Benjamin Mast: O Caminho para o Brasil em Busca de Oportunidades

O produtor de audiovisual Benjamin Mast, de 44 anos, chegou ao Brasil vindo da Venezuela em 2016. Sua motivação principal era a busca por melhores oportunidades de trabalho, em um momento em que seu país já enfrentava uma crise econômica. Sua vinda precede a intensificação da crise migratória venezuelana, que começou a ganhar proporções significativas em 2017, com um aumento diário do fluxo de pessoas, especialmente por Roraima.

Hoje, Mast está estabelecido no estado de Roraima, onde opera uma produtora de audiovisual ao lado de sua esposa, com quem tem uma filha de 1 ano.

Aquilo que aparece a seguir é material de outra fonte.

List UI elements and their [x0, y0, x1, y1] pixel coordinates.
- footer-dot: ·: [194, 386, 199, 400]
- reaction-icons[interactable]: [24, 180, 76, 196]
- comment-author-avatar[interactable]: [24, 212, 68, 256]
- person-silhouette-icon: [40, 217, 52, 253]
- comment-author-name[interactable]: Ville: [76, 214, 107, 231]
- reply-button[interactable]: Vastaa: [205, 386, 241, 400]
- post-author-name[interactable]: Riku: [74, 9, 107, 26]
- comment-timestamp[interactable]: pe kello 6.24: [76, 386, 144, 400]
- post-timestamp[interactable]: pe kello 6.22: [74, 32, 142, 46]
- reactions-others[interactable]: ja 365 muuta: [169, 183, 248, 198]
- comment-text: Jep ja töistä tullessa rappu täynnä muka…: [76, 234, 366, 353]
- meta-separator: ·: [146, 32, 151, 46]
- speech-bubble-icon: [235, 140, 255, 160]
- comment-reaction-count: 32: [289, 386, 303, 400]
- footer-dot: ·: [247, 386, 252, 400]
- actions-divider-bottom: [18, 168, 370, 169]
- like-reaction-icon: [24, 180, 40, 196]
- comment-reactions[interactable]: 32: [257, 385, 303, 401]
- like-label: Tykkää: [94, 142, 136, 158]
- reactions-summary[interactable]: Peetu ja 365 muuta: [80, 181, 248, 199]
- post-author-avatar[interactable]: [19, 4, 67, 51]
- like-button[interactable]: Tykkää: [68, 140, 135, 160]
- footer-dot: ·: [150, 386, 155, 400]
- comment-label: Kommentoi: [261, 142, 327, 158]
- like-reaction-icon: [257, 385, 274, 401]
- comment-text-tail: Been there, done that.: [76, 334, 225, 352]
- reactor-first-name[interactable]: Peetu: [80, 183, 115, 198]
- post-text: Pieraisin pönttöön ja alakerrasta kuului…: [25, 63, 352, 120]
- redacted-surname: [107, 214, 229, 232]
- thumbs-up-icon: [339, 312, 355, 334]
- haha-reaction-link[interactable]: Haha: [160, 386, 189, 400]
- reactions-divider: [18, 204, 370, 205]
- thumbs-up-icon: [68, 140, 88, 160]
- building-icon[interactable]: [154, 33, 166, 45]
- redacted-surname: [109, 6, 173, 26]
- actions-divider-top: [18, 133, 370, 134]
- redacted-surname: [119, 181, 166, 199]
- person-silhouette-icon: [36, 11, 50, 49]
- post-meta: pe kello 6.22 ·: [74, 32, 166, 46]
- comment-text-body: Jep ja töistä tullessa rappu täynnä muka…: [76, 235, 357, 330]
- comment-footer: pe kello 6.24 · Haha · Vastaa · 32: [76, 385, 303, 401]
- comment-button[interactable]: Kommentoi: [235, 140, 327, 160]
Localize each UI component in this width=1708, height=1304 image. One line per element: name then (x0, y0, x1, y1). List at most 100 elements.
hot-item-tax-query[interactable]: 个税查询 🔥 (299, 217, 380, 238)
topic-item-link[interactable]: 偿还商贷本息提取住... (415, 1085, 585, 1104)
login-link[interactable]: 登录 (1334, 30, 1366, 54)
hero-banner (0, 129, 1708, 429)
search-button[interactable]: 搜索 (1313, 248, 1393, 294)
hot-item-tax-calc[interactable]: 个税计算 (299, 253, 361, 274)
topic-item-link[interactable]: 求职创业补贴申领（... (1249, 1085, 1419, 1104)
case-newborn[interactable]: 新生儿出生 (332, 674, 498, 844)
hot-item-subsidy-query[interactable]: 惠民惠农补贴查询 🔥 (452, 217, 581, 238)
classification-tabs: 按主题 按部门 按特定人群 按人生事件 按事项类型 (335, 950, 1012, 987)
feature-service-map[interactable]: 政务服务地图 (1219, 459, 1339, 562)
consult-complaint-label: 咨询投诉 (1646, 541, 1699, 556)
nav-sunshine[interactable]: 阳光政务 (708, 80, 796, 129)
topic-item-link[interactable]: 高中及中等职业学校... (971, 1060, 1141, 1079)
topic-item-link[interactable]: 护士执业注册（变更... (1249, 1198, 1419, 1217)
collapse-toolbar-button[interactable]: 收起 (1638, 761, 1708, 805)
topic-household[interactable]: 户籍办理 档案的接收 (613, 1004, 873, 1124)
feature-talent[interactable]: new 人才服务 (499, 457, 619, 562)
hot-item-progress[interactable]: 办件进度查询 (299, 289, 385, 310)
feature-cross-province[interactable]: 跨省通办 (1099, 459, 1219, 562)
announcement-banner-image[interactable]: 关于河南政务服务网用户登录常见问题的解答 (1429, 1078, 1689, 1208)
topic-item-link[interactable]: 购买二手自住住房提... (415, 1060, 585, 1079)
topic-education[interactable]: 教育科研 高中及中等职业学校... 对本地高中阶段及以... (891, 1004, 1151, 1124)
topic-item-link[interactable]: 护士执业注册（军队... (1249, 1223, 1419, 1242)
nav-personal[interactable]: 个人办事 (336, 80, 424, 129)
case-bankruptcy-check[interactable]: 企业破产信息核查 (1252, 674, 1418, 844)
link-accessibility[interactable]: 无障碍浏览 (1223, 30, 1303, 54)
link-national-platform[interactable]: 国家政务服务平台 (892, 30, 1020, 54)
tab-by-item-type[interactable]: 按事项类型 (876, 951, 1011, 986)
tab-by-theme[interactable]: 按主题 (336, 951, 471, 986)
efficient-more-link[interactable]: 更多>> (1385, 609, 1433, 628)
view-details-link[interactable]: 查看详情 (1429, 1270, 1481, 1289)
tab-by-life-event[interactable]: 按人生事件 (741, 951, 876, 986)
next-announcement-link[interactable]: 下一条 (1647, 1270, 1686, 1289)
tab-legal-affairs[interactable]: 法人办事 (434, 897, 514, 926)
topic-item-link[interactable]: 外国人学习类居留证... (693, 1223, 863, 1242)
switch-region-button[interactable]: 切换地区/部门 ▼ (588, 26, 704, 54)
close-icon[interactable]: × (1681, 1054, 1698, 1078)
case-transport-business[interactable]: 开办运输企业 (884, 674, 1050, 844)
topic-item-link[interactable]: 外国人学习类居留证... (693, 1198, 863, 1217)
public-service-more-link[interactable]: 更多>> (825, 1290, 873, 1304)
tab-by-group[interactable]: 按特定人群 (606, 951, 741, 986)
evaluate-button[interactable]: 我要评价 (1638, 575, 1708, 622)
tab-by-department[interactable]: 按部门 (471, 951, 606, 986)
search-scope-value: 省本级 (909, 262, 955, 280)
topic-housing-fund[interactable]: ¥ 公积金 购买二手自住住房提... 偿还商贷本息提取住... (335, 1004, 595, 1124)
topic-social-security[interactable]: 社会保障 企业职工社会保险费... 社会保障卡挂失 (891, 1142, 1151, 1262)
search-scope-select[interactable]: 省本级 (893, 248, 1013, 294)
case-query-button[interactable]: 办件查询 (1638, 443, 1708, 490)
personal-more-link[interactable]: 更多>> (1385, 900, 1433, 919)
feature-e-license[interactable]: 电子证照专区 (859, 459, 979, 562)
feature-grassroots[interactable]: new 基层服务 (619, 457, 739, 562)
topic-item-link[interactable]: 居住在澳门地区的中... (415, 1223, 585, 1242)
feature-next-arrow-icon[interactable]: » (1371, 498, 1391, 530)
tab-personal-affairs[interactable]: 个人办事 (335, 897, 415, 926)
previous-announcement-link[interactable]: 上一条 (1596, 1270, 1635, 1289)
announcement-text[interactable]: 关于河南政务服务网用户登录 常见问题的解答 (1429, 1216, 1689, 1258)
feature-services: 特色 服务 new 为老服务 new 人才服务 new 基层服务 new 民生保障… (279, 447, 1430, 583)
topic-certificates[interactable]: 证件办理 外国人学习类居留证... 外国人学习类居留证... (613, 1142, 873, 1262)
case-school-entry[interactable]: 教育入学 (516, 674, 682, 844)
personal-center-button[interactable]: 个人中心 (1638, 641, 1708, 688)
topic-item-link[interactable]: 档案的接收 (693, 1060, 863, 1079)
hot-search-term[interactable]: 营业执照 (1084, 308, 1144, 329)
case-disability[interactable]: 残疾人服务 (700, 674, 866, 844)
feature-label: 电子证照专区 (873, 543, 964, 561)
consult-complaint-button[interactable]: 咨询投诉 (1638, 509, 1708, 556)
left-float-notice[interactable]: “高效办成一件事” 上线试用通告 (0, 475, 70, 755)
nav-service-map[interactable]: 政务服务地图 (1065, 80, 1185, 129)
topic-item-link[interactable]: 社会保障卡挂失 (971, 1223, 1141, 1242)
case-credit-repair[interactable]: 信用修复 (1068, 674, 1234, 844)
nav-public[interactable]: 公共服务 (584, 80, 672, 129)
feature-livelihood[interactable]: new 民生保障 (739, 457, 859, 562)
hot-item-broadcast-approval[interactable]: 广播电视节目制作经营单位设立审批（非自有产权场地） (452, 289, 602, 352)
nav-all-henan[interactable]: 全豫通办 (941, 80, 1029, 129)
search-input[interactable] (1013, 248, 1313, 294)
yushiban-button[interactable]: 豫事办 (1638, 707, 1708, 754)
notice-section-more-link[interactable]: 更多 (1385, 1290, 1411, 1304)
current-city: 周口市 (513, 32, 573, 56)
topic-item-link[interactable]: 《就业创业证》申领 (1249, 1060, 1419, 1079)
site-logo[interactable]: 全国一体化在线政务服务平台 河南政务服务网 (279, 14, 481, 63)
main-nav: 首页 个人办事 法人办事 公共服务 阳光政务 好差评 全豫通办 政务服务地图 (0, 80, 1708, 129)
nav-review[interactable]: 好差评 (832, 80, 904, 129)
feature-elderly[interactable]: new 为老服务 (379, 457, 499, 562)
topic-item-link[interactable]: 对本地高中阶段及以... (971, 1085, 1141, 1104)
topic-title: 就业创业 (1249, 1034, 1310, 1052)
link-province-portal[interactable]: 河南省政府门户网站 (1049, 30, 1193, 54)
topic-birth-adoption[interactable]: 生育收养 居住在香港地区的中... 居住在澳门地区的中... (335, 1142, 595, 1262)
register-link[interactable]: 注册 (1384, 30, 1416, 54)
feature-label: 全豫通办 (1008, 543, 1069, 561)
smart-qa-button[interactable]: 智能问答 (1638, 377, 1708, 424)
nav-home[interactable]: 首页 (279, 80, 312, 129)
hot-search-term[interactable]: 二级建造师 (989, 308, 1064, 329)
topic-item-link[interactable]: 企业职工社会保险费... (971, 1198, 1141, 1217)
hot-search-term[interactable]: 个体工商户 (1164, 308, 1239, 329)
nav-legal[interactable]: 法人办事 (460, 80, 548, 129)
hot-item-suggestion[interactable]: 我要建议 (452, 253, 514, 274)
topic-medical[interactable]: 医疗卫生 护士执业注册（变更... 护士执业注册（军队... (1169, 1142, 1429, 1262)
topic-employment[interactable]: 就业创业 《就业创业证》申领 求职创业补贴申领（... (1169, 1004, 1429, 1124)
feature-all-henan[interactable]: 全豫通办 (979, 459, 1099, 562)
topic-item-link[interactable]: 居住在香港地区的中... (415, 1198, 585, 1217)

Diferente de muitos de seus compatriotas que, em 2017, fugiam da fome e da extrema necessidade, a decisão de Mast de vir para o Brasil foi baseada em oportunidades profissionais já vislumbradas. Ele já havia realizado trabalhos na área de audiovisual no Brasil em 2014 e 2015, períodos em que as oportunidades em sua terra natal se tornavam escassas devido à crise.

A transição foi considerada tranquila por Mast. ‘Foi um processo bem tranquilo. Não tinha essa onda migratória. Era bem pequena, coisa de 100 pessoas que chegavam ao Brasil’, relatou em entrevista à Agência Brasil, sublinhando o contraste com o cenário de migração em massa que se desenvolveria posteriormente.

Sobre a complexa situação política e social da Venezuela, Benjamin Mast expressa uma profunda tristeza e forte oposição a qualquer forma de intervenção externa, especialmente por parte dos Estados Unidos. ‘É muito triste, para mim, sentir que meu país vai virar uma colônia. O Trump falou que vai manejar a Venezuela e não há nenhum estatuto legal internacional para isso’, afirmou, demonstrando preocupação com a soberania de sua nação.

A dor de ver seu país em um processo que ele descreve como violação de direitos é agravada pela percepção de que uma parcela da população apoia a ideia de uma intervenção. ‘Para mim, é difícil falar isso para todos os venezuelanos. Há uma questão dividida com essa crise que o Maduro causou’, disse. Ele reconhece a responsabilidade do governo venezuelano, mas também aponta para a contribuição dos bloqueios econômicos e sanções impostas pelos Estados Unidos. Para Mast, a crise é resultado de ‘a combinação da má questão política e econômica do país por parte de Maduro e do governo, com as sanções econômicas e políticas dos EUA‘.

Mast considera chocante a imagem de militares atuando com bombas e a celebração de alguns venezuelanos, como se a única saída fosse a submissão do país a uma condição de colônia. Ele questiona a falta de ‘amor próprio para tentar mudar as coisas de dentro’. Sua análise final é sombria, prevendo uma ‘Venezuela muito polarizada, muito instável politicamente porque tem vazio de poder’, e expressa forte repúdio à possibilidade de líderes venezuelanos serem levados para julgamento em outros países.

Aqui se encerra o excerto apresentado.